The former American Music Club frontman talks new album and returning to his Ohio State stomping grounds

Back in the late '70s, before his decade-spanning tenure fronting the cult-favorite mope-rock act American Music Club, Mark Eitzel came to Columbus to attend Ohio State University. His introduction to the local music scene came via an early performance by Ron House, the frontman of Great Plains and Thomas Jefferson Slave Apartments.

“He was playing the student union, and it was just screaming and out-of-tune guitar and a drum machine,” Eitzel said recently by phone from his home in Los Angeles. “I was like, ‘Yeah, that's good. That's just enough for me.' I love Ron House. He was always friendly to me — even when he mocked me when he worked at the record store and I would come in and desperately look for anything by Joy Division.”

That Joy Division influence is apparent on a 1981 7-inch that House helped put out by the Naked Skinnies, the pre-American Music Club band Eitzel formed with Greg Bonnell (Moviola), Nancy Kangas and John Hricko. At the time, Eitzel also contributed to Tim Anstaett's influential fanzine The Offense, writing under the pen name Billie Lee Buckeye. He dabbled in the punk-rock scene, too, taking in the 1979 incarnation of Nowhere fest, organized annually by local punk Michael Ravage of Screaming Urge. (Eitzel also briefly fronted his own punk-rock band, the Cowboys, before the Naked Skinnies.)

Eitzel moved to San Francisco before graduating from Ohio State and soon after dissolved the Naked Skinnies, eventually forming his best-known band, American Music Club. Ever since the dissolution of AMC (which briefly reunited and released The Golden Age in 2008), Eitzel, 58, has pursued a solo career, and in January he released his latest album, Hey Mr Ferryman, on Merge Records. Fresh off a full-band European tour, Eitzel will return to Columbus alongside his keyboard player, Patrick Main, to co-headline a show with Howe Gelb at Rumba Cafe on Saturday, April 1.

Hey Mr Ferryman reveals a songwriter who has only become more trenchant over time. A recent trip to Columbus to visit family inspired Ferryman track “In My Role as Professional Singer and Ham,” in which Eitzel speaks to a carpenter with “mouth full of gravy and turkey and truth” who “only hears you when you say amen.”

“There was somebody at the table that I sat next to, and of course I always sit next to the arch Republican,” said Eitzel, whose social media presence is a steady stream of President Trump critiques. “They're like, ‘Oh, a gay, liberal San Franciscan. Let me just tell you how the world really is.' … So that's how it started. But I'm really not political, personally. I can rant endlessly like any middle-aged man can. But when push comes to shove, I'm really into writing love songs.”

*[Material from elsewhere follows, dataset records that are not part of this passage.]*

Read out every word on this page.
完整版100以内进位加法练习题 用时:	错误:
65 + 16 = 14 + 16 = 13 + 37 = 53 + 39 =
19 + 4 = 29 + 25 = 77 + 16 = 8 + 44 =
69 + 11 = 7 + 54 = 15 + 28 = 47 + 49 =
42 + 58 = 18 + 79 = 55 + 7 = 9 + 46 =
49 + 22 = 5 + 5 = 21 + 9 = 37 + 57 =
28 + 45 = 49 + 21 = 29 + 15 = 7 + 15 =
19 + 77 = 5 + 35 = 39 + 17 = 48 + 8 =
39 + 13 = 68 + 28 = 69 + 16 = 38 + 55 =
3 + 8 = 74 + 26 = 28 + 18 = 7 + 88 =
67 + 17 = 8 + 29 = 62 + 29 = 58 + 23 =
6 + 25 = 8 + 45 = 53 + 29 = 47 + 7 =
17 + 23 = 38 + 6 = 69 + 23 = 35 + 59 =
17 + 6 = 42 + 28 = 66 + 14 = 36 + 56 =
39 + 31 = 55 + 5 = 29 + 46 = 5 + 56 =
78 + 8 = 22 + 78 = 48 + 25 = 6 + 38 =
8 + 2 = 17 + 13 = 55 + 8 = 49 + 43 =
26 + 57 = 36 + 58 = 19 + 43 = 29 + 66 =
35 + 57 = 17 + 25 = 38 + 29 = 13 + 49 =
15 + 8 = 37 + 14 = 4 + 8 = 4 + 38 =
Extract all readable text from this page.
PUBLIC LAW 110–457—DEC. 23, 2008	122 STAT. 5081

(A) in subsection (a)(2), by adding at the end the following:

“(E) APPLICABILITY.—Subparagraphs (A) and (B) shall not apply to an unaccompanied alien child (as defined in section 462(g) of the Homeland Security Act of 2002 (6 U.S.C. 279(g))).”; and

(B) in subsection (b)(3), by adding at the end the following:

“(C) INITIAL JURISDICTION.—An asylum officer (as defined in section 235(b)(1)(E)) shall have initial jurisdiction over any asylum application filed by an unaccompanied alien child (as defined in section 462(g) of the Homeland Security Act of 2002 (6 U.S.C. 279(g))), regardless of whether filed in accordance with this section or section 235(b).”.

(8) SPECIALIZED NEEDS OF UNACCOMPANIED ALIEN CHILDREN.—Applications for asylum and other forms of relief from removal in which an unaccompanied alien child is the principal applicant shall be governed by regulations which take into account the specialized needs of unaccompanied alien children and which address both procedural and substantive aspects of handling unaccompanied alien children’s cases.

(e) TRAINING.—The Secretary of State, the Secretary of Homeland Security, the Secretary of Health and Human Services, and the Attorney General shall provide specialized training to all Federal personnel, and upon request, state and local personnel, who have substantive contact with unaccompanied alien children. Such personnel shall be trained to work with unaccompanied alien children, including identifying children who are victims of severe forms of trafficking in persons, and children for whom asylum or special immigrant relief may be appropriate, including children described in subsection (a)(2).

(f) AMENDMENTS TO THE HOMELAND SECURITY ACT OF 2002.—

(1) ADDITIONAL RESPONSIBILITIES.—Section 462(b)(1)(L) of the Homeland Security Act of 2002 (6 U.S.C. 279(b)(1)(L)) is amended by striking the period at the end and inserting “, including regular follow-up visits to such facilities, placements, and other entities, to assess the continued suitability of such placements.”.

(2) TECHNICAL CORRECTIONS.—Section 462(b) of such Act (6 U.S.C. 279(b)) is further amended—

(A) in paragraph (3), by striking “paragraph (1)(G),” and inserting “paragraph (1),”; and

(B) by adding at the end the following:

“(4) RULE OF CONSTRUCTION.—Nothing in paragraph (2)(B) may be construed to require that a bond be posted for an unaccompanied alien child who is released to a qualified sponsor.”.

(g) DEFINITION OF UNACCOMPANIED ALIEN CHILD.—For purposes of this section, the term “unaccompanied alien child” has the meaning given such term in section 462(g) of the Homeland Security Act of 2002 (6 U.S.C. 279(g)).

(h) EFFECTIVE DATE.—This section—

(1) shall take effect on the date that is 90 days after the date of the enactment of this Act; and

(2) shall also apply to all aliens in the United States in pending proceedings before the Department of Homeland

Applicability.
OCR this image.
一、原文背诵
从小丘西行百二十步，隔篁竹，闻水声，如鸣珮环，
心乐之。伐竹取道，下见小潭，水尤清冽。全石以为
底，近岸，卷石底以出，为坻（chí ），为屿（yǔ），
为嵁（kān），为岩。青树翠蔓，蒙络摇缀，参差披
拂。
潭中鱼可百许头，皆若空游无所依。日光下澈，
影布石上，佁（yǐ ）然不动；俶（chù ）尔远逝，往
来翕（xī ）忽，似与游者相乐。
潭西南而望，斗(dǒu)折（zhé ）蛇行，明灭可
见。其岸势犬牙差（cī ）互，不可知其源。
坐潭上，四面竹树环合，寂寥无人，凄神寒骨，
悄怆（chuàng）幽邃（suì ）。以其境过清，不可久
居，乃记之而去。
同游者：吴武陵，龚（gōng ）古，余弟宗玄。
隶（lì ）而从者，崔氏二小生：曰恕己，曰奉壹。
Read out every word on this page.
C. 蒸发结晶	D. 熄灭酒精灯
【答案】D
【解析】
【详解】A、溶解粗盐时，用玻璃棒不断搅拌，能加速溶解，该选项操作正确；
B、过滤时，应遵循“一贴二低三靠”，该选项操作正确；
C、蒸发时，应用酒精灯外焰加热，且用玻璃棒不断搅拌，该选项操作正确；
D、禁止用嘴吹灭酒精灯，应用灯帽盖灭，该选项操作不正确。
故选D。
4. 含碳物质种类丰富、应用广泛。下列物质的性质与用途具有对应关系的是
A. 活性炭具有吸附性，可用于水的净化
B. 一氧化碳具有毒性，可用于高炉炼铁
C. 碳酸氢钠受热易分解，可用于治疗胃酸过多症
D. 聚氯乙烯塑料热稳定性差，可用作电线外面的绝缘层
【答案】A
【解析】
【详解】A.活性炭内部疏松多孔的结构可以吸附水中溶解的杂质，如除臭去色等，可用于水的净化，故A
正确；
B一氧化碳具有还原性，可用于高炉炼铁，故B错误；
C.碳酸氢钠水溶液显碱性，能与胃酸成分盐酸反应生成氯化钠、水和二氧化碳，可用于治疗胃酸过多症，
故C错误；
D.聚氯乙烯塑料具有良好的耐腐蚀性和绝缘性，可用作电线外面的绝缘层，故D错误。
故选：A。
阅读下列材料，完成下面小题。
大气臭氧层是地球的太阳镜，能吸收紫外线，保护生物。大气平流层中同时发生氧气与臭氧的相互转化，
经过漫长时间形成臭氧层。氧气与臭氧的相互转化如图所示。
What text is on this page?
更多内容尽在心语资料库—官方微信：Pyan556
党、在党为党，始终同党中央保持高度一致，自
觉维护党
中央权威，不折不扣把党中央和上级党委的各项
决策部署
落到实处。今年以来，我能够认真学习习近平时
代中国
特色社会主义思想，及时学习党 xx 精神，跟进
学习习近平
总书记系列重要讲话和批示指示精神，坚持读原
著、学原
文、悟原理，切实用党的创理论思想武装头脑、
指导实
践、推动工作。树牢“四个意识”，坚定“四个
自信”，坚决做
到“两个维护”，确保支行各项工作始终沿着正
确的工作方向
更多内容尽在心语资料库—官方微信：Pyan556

Even Eitzel's love songs have an undercurrent of melancholy, but on Hey Mr Ferryman, he tried to stay more positive. “There's enough darkness out there,” he said. “It's great to be dark when the world is light and airy and one is young and beautiful. That's the best time to write the most suicidal songs.”

Part of the album's lighter tone came from producer and former Suede guitarist Bernard Butler, who made the album with Eitzel in 10 days and played all the electric guitar, bass and keyboard on the record. “It was a leap of faith. I had no idea if it would work out or not,” Eitzel said of working with Butler. “I haven't listened to Suede in about 20 years, but I thought, he's into pop music. That's good. I'd rather do pop music than do what I normally do. ... Let's Steely Dan it up.”

The year before Eitzel released his 2012 album, Don't Be a Stranger, he survived a heart attack, and while the health scare made him feel newly mortal, he also said the incident didn't completely transform him.

“I woke up the same asshole I was before,” he said. “I'm still squandering everything good about this world. But at the same time, I'm grateful. That was pretty much all I learned: You have to be thankful.”

While Eitzel is in no hurry to revisit the music he made in Columbus (good luck finding those Naked Skinnies or Cowboys singles) or his words in The Offense (“Oh, God. I hope you never find that,” he said), he looks back fondly on his time here.

“Columbus is a great place because it's not snotty,” he said. “People were so cool — and by cool I mean, they were interested, interesting and friendly. As opposed to interested, interesting and assholes.”